Everyone thinks that all of them falling was my fault
But there's some left over words in the vault
It was just one goof night
Just for delight
If there was more space they wouldn't have fell
Turns out I didn't tell
What do you expect from a curious 16 year old?
Especially one who doesn't like fitting the mold
Lately I have had steady hands near the domino line
That was divine
Now all I can hear is the dominoes falling with that smooth ticking
The ones left standing you can find me kicking
As the white contrast with the black dots turn grey
What in the world will I say?
It was one goof night,
Full of delight
They are falling so speedily, I am unable to rack up the dots
All I see is flashing spots
I need a partner in crime
They could help me keep my black and white straight in time
The only thing left for me to do is sit back and stair
If the polka dotted towers had more air they might not have flared
I plead that it was just one goof night
That was full of delight
When I was three
I met a boy
He was my brother, just from another family
We split at 12 and now I look at him, and he looks at me,
Like we are strangers
When I was a little older
I didn’t know how to play solitaire
Pop pops would tell me what cards were “no good”

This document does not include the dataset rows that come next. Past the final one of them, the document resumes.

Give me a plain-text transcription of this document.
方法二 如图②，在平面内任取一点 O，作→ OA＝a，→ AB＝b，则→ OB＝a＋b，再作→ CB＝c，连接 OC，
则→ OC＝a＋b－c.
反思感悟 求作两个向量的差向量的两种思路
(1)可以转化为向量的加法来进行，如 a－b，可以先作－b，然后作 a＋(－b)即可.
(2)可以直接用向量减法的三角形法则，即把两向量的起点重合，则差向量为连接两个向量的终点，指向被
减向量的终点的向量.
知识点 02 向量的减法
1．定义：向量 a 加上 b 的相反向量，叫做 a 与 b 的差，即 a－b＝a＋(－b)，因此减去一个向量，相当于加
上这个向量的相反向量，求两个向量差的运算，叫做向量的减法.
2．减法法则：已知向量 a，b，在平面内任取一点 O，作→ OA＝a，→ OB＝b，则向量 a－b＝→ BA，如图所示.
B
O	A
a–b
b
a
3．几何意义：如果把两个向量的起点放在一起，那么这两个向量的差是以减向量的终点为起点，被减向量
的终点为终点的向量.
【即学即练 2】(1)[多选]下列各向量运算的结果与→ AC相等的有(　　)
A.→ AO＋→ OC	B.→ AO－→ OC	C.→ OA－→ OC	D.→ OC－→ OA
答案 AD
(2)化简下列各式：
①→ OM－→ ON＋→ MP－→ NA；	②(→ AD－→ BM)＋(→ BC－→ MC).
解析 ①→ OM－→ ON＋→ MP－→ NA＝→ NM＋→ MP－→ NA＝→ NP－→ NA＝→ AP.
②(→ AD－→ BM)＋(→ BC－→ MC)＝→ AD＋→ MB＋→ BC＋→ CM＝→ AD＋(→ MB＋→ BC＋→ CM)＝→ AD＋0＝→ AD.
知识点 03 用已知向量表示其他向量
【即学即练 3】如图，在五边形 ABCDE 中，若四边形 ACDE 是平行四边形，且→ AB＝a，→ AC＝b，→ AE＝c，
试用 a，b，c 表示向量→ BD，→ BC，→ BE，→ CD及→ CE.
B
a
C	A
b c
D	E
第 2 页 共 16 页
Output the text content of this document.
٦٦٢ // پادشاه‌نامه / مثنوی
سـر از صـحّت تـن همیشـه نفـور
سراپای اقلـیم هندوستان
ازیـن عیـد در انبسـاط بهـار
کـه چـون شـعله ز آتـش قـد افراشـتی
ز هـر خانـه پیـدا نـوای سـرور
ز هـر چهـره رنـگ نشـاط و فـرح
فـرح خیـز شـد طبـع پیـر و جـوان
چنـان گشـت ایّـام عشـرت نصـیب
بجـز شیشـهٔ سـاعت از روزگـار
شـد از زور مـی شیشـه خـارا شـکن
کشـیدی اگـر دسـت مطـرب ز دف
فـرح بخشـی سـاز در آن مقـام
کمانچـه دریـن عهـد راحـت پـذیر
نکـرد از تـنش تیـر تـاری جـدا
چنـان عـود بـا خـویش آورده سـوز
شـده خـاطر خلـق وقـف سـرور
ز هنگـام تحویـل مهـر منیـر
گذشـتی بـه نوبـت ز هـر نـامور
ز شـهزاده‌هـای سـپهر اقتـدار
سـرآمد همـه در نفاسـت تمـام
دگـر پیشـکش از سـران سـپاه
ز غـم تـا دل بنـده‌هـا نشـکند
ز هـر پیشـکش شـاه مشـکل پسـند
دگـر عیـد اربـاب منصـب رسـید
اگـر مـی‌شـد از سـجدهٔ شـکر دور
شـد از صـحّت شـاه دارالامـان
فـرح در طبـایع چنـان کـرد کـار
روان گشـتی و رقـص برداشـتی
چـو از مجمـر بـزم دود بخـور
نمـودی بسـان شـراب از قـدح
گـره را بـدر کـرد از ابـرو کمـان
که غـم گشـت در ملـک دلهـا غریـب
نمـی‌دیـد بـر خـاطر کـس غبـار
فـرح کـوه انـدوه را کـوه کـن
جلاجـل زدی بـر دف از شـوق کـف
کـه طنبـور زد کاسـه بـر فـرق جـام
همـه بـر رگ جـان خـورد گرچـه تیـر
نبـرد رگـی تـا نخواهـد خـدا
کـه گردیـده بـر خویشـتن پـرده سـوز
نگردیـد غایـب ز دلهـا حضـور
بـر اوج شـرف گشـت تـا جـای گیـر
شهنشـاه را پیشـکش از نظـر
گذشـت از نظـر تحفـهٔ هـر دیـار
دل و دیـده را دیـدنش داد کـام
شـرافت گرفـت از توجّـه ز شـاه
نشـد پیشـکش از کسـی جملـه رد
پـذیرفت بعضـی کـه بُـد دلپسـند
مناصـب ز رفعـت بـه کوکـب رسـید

And without him not neglecting me as memere did, my world has grown colder
I wonder with no way of knowing what he was truly like in all of his strength
When I became a teenager I like to read I like to learn
My aunt taught me, about cancer
She asked me the questions that I still need
But now I only get asked about school or if I have finally caught a boyfriend
About two months after she left
So did my boyfriend and
He was a fuckboy
He was a theft
But I was so in love
When I got dumped
For another girl, I wrote a poem and sent it to him
Someone said that I pulled a Taylor Swift
I took that as a compliment even with my feelings lumped
Then I just never saw that person again and I still think of her and how she saved me from my nightmares
And you think
That you leaving is hard?
Nah man, I've gotten pretty used to this thang and I'm not mad or sad
I'm not scared to blink
Because in life people come and people go like waves in the sea
You should be a crime
And I would love to watch you put your hands in the air and get caught
That’s not true, no,
I just want your time
I would like to watch you struggle to open locked doors
You’d fight and fail to maim the doorframe
No,
I just want to be yours
I hope you age like fine wine
Slow and always with such grace
Yes,
I just want you to stay, my silly valentine
I want to be with you while you shine
You’ll always shine; you're the shooting star of my life
Yes,
I just want you to be mine
Hello over there! I love writing poetry. I have a dream of becoming a writer! I hope that my poetry makes you feel like you're not in this world all alone.